Tuesday, April 23, 2013

Is failure your friend? (It should be.)

     I'm a golfer. (Please don't hold that against me.) Just recently professional golfer Adam Scott won the Masters golf tournament after a crushing, disheartening defeat in another big golf tournament, the British Open. On the PGA Tour (and other tours similar to it) 150 golfers play every week and 149 lose. Tough odds, don't you think? But the interesting thing is—the guys who lose most often eventually win—and they end up winning more often too.
     Ironically losing is the fastest way to winning.
     The chairman and founder of IBM once said:

To be successful you have to double your failure rate.

     Sounds crazy, no? But it's true. When you are failing regularly, you are learning how not to fail. Like Thomas Edison's famous quip about not having failed at inventing a light bulb but knowing 10,000 ways not to make one. And conversely not failing enough means you're not pushing yourself hard enough, you're not risking enough. You're actually losing.
     Back to Adam Scott. He had many difficult losses that he endured before he broke through with his big win. But each "loss" was really a victory of sorts, because with each loss he gained information and confidence about how to win.
     As the habit of not losing sets in, most people find ways to avoid risking failure. This from The Ultimate Secrets of Total Self-Confidence by Dr.
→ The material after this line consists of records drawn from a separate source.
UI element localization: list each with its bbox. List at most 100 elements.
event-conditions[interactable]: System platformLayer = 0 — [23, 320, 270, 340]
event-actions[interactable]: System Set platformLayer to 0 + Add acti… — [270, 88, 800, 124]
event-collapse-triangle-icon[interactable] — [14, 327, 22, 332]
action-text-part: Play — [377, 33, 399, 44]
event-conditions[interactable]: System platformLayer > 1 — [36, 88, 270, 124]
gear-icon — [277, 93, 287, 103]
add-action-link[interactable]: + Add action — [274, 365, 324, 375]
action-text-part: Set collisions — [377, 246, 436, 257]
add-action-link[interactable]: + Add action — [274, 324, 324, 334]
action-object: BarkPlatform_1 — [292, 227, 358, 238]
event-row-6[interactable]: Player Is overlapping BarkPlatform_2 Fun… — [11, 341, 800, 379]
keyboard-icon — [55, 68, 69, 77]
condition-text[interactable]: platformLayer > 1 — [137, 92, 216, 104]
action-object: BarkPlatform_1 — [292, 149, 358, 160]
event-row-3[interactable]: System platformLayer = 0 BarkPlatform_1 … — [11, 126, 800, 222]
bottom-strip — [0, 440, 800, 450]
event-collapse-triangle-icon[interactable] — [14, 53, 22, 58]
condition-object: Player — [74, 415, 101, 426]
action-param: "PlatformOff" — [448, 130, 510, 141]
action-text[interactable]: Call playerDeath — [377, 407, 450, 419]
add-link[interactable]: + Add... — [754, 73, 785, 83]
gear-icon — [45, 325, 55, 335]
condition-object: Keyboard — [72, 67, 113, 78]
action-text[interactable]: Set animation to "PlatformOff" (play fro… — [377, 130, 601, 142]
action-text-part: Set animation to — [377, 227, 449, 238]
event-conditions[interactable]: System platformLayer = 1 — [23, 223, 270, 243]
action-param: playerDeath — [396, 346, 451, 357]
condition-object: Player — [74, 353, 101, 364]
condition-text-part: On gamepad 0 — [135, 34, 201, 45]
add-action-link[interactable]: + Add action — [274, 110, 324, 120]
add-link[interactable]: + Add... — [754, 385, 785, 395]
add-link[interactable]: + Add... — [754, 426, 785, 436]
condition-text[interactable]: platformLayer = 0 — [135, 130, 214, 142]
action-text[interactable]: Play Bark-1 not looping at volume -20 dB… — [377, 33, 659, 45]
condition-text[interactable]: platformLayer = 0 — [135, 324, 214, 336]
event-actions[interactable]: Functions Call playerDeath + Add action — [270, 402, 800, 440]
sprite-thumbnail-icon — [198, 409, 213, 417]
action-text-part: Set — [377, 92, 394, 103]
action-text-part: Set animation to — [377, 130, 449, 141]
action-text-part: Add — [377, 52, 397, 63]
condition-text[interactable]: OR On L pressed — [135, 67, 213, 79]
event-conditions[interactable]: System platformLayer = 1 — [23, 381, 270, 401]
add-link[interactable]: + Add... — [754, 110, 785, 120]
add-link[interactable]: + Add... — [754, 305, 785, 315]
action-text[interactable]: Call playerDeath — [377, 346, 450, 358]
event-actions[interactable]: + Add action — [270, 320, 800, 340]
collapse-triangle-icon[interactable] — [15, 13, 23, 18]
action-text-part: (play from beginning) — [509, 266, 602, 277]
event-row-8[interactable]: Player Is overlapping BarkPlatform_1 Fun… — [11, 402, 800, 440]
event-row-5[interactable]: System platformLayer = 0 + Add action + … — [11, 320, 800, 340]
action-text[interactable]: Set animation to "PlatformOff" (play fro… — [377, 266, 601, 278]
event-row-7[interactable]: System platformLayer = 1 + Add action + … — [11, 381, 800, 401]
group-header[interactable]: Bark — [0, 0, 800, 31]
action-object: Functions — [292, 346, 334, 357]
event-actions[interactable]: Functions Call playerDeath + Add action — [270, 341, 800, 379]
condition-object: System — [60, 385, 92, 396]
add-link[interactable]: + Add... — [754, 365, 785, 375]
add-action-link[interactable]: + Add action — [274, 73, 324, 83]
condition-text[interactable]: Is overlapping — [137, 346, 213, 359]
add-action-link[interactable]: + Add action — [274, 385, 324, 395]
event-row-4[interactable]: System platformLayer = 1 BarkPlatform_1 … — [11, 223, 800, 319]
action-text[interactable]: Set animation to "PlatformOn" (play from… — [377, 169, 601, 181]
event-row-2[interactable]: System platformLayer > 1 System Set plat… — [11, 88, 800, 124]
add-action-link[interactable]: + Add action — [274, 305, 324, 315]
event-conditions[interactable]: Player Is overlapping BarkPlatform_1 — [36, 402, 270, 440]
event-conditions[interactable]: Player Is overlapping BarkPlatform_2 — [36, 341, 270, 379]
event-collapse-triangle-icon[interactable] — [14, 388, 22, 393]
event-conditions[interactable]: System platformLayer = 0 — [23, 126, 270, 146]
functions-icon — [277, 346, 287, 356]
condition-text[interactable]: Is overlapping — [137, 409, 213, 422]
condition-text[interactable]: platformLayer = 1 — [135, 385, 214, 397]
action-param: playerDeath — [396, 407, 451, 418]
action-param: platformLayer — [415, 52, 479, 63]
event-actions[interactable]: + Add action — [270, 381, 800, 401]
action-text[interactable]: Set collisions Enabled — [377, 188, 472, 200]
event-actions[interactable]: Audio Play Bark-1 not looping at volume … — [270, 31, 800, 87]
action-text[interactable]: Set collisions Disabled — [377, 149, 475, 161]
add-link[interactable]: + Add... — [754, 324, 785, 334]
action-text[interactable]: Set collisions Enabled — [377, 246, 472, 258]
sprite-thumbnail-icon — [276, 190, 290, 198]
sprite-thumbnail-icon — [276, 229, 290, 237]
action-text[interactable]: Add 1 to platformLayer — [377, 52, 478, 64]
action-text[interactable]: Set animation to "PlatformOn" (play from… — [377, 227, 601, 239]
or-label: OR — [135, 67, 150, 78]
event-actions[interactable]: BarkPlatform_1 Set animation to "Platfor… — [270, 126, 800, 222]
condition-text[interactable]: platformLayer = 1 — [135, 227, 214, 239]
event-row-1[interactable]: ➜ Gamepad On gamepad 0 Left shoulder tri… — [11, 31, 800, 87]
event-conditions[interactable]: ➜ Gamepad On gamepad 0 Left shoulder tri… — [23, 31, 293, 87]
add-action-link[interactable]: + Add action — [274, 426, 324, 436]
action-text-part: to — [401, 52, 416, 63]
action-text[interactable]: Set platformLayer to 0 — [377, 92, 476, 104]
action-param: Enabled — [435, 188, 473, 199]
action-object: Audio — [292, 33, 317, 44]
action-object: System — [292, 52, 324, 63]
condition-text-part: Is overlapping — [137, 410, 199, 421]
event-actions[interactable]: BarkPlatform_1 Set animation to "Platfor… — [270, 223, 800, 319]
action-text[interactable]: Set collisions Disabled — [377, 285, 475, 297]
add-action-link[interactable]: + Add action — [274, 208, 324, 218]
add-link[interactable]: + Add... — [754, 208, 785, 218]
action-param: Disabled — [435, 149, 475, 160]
Robert Anthony.

In order to function you created a comfort zone whereby you avoided the unpleasant and established a routine you could tolerate. Unfortunately, your comfort zone shut off all the unlimited possibilities which existed outside it.

He continues in the next paragraph:

If you are to break out of the comfort zone you created, you must make friends with failure. When you decide to give up your need for approval, it won't matter how many mistakes you make as long as you reach your ultimate goal.

     So don't think, 'Boy, I'm on a nice long stretch of blue sky here. Life's been pretty predictable and safe.' No, think instead, 'If I'm not failing regularly, I'm plateauing. I'm not risking enough. I need to take more chances. Break out of my comfort zone and risk more. Fail more.'
     And remember that it takes a big person to fail. Most people's egos are too fragile to deal with failure on a regular basis. But also remember—failure leads to success, and especially after you've failed for a while, that success is oh so very sweet.

1 comment:

  1. "Success is counted sweetest
    By those who ne'er succeed
    To comprehend a nectar
    Requires the sorest need"

    If this is true, then I am expecting astounding success.